Si giunge al momento della proclamazione. Chi si sarà aggiudicato il sessantatreesimo premio Strega fra Antonio Scurati, autore de Il bambino che sognava la fine del mondo, e Tiziano Scarpa, autore di Stabat Mater? Visto che sono passati cinque giorni lo sapete tutti che ha vinto Tiziano Scarpa con 119 voti contro i 118 di Scurati. Un voto di differenza, non era mai successo. Giordano dà la lieta (per Scarpa) novella (a Scurati gli s’è oscurato il volto. Perdonatemi la battuta di bassa lega, ma sono giorni che la penso) e il presentatore piomba in uno stato di fibrillazione confusa ed eccitata che lo porta ad affilare versi e parole scollegati fra loro neanche il premio Strega l’avesse vinto lui.

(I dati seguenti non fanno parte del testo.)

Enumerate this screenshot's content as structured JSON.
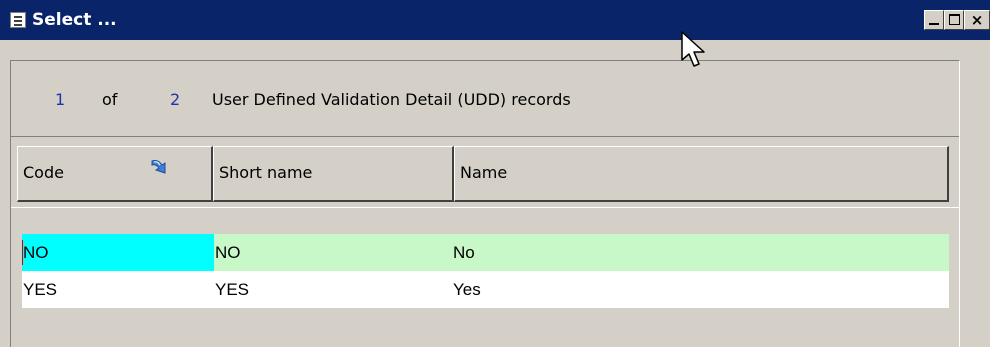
{
  "window": {
    "title": "Select ...",
    "colors": {
      "title_bar": "#0a246a",
      "face": "#d4d0c8",
      "selected_row": "#c8f8c8",
      "selected_cell": "#00ffff"
    },
    "icons": {
      "app": "app-icon",
      "minimize": "minimize-icon",
      "maximize": "maximize-icon",
      "close": "close-icon"
    },
    "close_glyph": "×"
  },
  "record_info": {
    "current": "1",
    "of_label": "of",
    "total": "2",
    "description": "User Defined Validation Detail (UDD) records"
  },
  "columns": [
    {
      "label": "Code",
      "sort_icon": "sort-arrow-icon"
    },
    {
      "label": "Short name"
    },
    {
      "label": "Name"
    }
  ],
  "rows": [
    {
      "code": "NO",
      "short_name": "NO",
      "name": "No",
      "selected": true
    },
    {
      "code": "YES",
      "short_name": "YES",
      "name": "Yes",
      "selected": false
    }
  ],
  "cursor_icon": "mouse-pointer-icon"
}
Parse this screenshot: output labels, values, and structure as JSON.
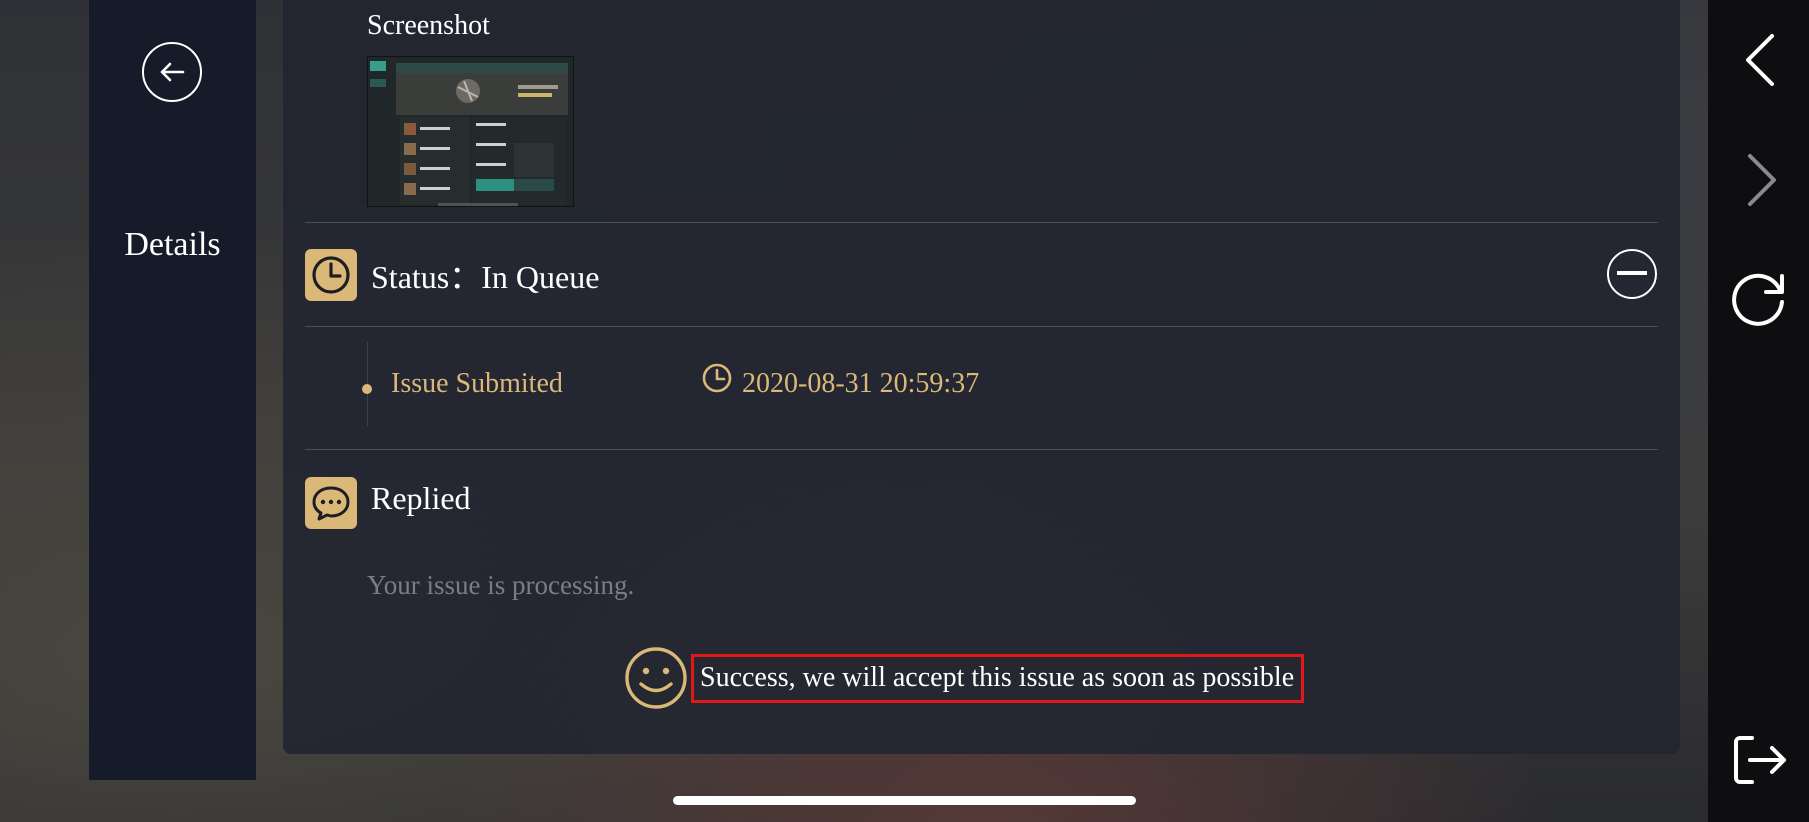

Parliamo del signor Franco Di Mare che dopo aver condotto per tre anni Uno Mattina estate e Uno Mattina week end è riuscito finalmente a farsi affidare la conduzione di Uno Mattina e basta. Ripercorriamo insieme la meravigliosa sequenza del marinaio Franco ripartendo dalla dizione perfetta di Giordano: “A distanza di un punto, il vincitore della sessantatreesima edizione del premio Strega è Tiziano Scarpa con Stabat Mater, 119 voti”. Ed ecco che Di Mare si scatena: “Un punto… un punto… un punto… è incredibile… incredibile! Beh, io vorrei… aspetta… in genere, in genere, si fa l’intervista, l’intervista, al vincitore, ma in realtà la dovete fare tutti e due perché siete entrambi vincitori, i vincitori di questo Strega. Un solo voto, un solo voto. Prego (consegnano la bottiglia del liquore Strega al gaudente Tiziano Scarpa)! È una cosa che non credo si ricordi, non credo ci sia memoria. Un passo avanti prego per la foto opportunity (ma che sta dicendo?)… Tutti e due vi prego… io credo che non ci sia memoria…”.
A questo punto una voce fuori campo gli ricorda che Bevilacqua ha perso per due punti e che dice in giro che ancora se la ricorda quella sconfitta, ma Di Mare è troppo eccitato, sorride ai flash e non lo ferma più nessuno: “Ecco, ecco, ecco… siccome siamo in diretta ancora per qualche minuto vorrei… ecco, eeecco (ecco che?) eeeh… ve… sì… come no, sì. Il momento della… (bevuta?)” .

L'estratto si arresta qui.